Zal ik nog mededeelen, dat het van achter de schermen klonk: ‘Een stoom bo-o-o-t!’ en men duidelijk kon zien, dat er tabaksrook door den schoorsteen geblazen werd? - Neen! niet waar, 't is onnoodige, want 'tzou in u slechts den lust opwekken om al die heerlijkheden te aanschouwen, en - helaas! dat is onmogelijk: Mullens' kast hehoort
| |
| |
tot de geschiedenis. Ik zeg het met weemoed, want ik heb bij zijne voorstellingen het onverdeeldste, ruimste genot gemaakt, onvergald door de critiek, onbedorven door verslaggevers of besprekingen.

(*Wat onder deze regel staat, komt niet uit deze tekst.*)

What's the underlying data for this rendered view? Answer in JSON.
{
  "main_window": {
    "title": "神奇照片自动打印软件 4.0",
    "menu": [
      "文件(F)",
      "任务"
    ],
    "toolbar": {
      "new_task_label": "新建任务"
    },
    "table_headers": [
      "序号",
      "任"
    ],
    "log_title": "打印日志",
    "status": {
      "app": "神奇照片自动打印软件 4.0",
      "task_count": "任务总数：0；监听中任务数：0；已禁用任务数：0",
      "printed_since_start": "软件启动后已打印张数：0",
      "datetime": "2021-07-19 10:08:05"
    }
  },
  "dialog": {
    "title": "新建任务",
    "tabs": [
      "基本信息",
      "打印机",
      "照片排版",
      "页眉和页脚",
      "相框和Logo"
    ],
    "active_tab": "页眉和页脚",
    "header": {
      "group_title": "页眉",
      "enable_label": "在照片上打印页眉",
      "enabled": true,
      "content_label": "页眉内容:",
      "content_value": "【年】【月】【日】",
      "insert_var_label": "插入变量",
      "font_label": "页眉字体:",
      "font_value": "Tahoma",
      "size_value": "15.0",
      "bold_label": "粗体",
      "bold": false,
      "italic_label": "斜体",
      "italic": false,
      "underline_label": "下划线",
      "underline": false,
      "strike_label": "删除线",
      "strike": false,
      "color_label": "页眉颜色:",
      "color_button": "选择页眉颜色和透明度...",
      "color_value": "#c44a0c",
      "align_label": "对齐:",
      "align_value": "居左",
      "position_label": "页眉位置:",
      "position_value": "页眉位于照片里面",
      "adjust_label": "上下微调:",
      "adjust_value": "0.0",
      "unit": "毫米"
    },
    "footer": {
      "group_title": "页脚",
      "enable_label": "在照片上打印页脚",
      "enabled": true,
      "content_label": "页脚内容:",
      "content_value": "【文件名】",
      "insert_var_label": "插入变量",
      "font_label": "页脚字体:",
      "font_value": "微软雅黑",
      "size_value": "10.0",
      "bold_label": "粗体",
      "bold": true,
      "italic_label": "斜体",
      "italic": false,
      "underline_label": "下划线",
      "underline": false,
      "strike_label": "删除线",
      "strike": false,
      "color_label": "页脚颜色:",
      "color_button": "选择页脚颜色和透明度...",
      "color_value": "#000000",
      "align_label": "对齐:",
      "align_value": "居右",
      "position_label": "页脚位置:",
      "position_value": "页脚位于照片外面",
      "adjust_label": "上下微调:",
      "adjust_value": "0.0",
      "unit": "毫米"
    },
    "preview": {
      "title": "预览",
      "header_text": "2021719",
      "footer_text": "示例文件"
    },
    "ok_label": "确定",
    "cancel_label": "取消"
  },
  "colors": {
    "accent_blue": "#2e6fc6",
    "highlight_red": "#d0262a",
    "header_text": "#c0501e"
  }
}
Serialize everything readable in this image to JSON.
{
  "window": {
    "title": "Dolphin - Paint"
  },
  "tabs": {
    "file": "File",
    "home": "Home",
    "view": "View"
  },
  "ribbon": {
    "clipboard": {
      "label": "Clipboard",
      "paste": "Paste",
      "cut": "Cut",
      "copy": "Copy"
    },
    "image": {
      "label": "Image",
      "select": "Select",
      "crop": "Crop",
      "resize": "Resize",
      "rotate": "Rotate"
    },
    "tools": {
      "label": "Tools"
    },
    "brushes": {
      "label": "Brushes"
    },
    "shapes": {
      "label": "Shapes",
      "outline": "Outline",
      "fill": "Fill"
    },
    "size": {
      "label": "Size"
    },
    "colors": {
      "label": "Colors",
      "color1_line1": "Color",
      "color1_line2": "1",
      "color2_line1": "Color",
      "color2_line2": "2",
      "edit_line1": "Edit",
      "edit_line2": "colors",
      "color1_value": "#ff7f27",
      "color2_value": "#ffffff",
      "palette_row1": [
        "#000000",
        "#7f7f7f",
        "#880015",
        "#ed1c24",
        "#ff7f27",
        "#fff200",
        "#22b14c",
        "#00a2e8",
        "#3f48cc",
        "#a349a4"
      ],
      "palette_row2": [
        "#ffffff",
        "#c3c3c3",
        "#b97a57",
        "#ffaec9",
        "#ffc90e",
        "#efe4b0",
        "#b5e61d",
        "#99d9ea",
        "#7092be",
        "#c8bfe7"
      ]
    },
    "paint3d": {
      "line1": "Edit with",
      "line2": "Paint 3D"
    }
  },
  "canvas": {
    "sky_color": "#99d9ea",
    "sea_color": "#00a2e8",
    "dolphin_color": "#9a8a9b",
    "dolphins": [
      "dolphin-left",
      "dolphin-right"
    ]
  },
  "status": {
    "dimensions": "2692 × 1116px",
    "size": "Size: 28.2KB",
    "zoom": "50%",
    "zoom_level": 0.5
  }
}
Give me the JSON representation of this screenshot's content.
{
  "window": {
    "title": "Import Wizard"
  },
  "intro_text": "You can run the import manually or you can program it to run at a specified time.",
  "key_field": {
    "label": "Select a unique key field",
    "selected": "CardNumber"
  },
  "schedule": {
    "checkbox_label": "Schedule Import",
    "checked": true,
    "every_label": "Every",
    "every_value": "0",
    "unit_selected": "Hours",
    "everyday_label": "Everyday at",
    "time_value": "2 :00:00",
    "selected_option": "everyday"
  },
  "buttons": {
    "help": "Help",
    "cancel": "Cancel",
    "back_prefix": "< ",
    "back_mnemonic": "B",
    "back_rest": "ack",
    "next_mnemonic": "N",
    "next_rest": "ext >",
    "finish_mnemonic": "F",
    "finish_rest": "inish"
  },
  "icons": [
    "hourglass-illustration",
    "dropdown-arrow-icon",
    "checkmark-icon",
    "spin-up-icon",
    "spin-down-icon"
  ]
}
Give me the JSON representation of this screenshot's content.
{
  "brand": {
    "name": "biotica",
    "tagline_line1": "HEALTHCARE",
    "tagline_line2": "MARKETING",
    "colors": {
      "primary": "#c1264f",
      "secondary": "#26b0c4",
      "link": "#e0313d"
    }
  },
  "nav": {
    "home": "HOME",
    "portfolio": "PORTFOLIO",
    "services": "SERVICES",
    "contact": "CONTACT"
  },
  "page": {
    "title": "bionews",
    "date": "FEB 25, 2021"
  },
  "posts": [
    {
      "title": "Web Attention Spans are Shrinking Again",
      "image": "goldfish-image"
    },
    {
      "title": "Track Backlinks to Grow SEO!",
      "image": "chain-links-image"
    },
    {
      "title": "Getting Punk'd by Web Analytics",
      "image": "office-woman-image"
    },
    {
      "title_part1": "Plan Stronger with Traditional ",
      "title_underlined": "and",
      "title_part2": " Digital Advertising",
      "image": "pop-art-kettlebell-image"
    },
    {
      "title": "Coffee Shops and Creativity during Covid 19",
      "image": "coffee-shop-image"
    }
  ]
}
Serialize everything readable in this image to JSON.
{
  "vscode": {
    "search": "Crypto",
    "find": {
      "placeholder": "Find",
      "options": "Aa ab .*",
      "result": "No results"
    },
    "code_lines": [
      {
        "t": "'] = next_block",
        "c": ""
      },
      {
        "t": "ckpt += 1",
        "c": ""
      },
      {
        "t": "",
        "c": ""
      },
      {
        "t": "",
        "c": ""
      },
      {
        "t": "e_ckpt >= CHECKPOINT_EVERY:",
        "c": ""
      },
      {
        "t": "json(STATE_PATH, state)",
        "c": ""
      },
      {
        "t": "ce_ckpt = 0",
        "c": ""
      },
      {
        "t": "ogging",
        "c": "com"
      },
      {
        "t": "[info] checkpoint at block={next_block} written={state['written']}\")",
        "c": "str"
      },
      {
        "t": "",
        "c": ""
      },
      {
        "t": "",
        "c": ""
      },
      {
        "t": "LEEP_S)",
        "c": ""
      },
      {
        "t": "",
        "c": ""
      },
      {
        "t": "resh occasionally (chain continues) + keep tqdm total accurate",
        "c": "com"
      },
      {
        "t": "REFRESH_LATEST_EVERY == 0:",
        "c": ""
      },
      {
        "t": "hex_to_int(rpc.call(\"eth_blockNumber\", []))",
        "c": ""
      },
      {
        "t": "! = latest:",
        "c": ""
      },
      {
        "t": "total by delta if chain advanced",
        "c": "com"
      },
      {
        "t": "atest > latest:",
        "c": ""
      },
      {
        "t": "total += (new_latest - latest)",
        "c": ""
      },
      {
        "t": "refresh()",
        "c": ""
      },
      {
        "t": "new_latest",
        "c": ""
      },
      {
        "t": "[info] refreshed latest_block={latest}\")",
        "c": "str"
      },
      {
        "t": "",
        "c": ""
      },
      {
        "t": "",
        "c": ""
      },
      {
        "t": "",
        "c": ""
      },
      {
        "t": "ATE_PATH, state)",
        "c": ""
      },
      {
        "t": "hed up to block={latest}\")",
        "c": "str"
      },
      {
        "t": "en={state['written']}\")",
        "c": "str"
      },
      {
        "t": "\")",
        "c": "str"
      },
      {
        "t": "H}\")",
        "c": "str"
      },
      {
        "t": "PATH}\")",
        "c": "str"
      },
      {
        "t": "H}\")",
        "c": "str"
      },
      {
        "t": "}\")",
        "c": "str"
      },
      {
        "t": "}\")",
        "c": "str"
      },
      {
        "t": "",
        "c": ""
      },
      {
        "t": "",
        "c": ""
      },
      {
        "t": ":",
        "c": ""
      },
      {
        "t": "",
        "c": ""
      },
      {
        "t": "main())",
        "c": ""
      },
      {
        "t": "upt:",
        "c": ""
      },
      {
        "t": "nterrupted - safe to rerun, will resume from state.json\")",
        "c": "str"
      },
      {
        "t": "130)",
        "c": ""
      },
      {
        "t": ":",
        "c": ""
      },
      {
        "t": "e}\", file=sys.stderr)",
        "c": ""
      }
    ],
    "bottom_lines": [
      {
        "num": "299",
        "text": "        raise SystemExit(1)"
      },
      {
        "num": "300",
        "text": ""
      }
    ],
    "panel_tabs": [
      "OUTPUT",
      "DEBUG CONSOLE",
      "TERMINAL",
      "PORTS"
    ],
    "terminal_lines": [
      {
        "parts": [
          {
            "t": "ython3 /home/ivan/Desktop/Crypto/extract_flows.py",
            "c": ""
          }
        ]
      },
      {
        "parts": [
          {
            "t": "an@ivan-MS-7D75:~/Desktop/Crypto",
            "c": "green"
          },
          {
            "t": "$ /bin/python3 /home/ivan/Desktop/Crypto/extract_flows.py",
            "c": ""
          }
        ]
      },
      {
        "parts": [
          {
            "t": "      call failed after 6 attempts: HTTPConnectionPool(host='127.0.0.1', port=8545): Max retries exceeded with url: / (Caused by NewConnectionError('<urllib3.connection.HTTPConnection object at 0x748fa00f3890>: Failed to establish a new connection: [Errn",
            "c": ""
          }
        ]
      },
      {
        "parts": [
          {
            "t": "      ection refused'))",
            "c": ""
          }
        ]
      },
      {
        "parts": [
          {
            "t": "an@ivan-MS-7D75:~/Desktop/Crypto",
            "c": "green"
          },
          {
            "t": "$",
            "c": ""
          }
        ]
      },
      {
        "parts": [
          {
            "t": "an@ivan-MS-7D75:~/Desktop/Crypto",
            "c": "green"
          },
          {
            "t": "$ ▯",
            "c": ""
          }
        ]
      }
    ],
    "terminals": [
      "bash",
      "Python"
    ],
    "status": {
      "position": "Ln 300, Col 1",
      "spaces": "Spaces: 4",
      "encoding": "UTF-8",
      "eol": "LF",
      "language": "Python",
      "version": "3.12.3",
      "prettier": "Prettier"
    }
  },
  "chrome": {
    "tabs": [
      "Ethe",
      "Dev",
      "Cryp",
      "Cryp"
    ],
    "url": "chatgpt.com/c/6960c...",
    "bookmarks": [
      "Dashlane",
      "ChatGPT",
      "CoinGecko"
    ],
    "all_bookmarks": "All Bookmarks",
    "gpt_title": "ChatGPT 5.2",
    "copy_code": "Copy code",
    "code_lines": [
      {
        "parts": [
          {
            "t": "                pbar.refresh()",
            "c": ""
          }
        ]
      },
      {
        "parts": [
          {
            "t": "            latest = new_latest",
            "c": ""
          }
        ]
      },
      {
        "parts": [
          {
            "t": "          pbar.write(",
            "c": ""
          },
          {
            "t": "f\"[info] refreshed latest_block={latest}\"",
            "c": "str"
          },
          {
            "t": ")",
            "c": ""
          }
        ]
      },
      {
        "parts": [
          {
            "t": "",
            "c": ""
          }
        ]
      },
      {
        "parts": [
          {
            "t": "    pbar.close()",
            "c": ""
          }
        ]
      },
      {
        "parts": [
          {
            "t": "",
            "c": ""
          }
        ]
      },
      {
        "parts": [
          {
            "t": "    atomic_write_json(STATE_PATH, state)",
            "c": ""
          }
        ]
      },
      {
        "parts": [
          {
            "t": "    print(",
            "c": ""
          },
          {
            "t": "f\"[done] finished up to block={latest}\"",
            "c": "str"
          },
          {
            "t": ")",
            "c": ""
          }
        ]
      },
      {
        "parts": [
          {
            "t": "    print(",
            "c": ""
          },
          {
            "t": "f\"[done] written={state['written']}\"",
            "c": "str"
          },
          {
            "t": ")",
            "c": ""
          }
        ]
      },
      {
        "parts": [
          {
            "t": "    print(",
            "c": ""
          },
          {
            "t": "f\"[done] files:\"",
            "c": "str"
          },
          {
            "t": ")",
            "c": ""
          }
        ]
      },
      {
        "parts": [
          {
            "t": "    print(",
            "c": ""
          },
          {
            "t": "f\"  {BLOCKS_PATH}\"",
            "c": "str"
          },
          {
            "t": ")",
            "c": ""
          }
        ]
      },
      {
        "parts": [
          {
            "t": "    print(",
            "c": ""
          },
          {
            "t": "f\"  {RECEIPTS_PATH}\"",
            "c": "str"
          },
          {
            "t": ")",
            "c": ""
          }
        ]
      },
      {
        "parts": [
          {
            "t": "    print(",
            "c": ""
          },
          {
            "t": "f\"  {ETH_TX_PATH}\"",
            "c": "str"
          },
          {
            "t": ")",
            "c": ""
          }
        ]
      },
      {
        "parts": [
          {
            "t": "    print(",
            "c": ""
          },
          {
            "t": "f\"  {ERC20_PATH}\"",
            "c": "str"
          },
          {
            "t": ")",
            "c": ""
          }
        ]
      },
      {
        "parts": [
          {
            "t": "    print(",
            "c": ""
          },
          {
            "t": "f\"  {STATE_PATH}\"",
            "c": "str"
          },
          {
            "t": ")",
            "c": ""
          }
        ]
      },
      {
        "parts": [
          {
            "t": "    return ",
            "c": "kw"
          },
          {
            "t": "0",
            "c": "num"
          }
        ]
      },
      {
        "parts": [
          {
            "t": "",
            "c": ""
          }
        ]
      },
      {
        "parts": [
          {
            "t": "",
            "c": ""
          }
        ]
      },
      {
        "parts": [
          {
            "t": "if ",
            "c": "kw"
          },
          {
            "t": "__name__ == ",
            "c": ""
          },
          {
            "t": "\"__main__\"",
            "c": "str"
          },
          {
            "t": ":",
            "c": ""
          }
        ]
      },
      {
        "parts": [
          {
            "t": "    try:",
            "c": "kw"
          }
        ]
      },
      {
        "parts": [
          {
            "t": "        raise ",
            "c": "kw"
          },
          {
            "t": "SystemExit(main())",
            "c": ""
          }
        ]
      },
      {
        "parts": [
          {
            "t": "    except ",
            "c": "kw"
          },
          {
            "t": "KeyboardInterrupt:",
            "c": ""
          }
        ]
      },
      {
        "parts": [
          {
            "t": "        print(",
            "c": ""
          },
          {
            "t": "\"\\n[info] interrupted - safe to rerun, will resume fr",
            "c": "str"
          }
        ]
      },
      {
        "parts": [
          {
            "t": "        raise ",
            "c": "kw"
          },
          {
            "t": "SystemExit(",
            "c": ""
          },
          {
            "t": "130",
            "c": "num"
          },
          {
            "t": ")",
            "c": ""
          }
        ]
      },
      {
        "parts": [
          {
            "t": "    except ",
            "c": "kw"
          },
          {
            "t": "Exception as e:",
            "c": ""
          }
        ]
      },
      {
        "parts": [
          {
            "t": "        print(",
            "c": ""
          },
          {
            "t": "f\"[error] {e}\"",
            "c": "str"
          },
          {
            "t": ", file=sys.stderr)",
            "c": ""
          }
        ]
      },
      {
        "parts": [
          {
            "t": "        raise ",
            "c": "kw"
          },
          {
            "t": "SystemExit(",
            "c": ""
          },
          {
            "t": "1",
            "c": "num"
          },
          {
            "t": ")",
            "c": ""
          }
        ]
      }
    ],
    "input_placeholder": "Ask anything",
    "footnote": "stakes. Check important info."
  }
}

De Shakespearo-manen zouden het hoofd geschud hebben bij zijn treur- en blijspelen, de critici hunne pennen hebben verbroken, - maar ik heb er bij genoten, er in geleefd. Want.... ik was een kind.
Och! dat ik nog eens recht kinderlijk kon genieten, echt kinderlijk lachen, dat de kaakspieren er pijn van doen. Maar 't gaat niet meer. Zelfs al kwam de eenige Sampimon met zijn ab- en dependentie terug, ik geloof dat het niet zou lukken.
Ik wil nog even u herdenken, goede Sampimon! - Wel waart gij in uw soort een theater van den tweeden rang, - wel bezat gij geen marionetten, maar slechts poppen, die van onderen met de hand werden vertoond, maar toch heb ik bij uwe voorstellingen niet het minst genoten.
Uw scharenslijper was eenig, en brullend lachte de schare, als Jan Klaassen den rooden neus van neef Koezijn ten slotte op den steen van den ‘scheeresliep’ sleep, totdat er de dood op volgde.
Nooit heb ik zoo goed begrepen, dat er in de wereld met de gerechtigheid wordt gespot, als toen ik, in uwe kast.... zag, dat de beul werd opgehangen aan de galg, die voor Jan Klaassen bestemd was, en de ex-delinquent er dan den commissaris van politie mee doodsloeg.
Het oude liedje zegt:
Jan Klaassen is niet bang,
Voor dood niet en voor duivel.
en gij steldet dat waarachtig plastisch voor. Zoo'n brutale Jan, als gij wist weer te geven, zal er nooit meer bestaan, - want wie na u zal hem tot zijn kameraad durven laten zeggen:
‘Je hoeft niet pertaal tegen me te wezen, - 'k ben diender.’
Edel driemanschap! ge waart doodeenvoudige menschen, maar wij hadden u lief. Wij zagen de ‘keesjes’ niet achter uwe maaltanden, o! kunstenaars; wij roken de jeneverbes bij u niet op een meter afstand. Uw geruite broeken vonden, wij fashionabel, en uw taal klonk voor ons meer vreemd dan onfatsoenlijk. Brave Verhoeven, ge hebt nog een nazaat; naar ik geloof, een waardig volger van uw spoor; maar hij is toch niet dat, wat gij waart, want hem ontbreekt de goddelijke vonk van 't genie. Begaafde Mullens, gij zijt ons onvergetelijk; na u zal geen sterveling meer zôó: ‘Neemt attentie op de stoombo-o-ot’ kunnen roepen.
Onvergetelijk drietal! gij waart kindervrienden; gij hebt recht op waardeering en dankbaarheid, nu wij menschen zijn geworden. Wij danken u, dat ge bestaan hebt!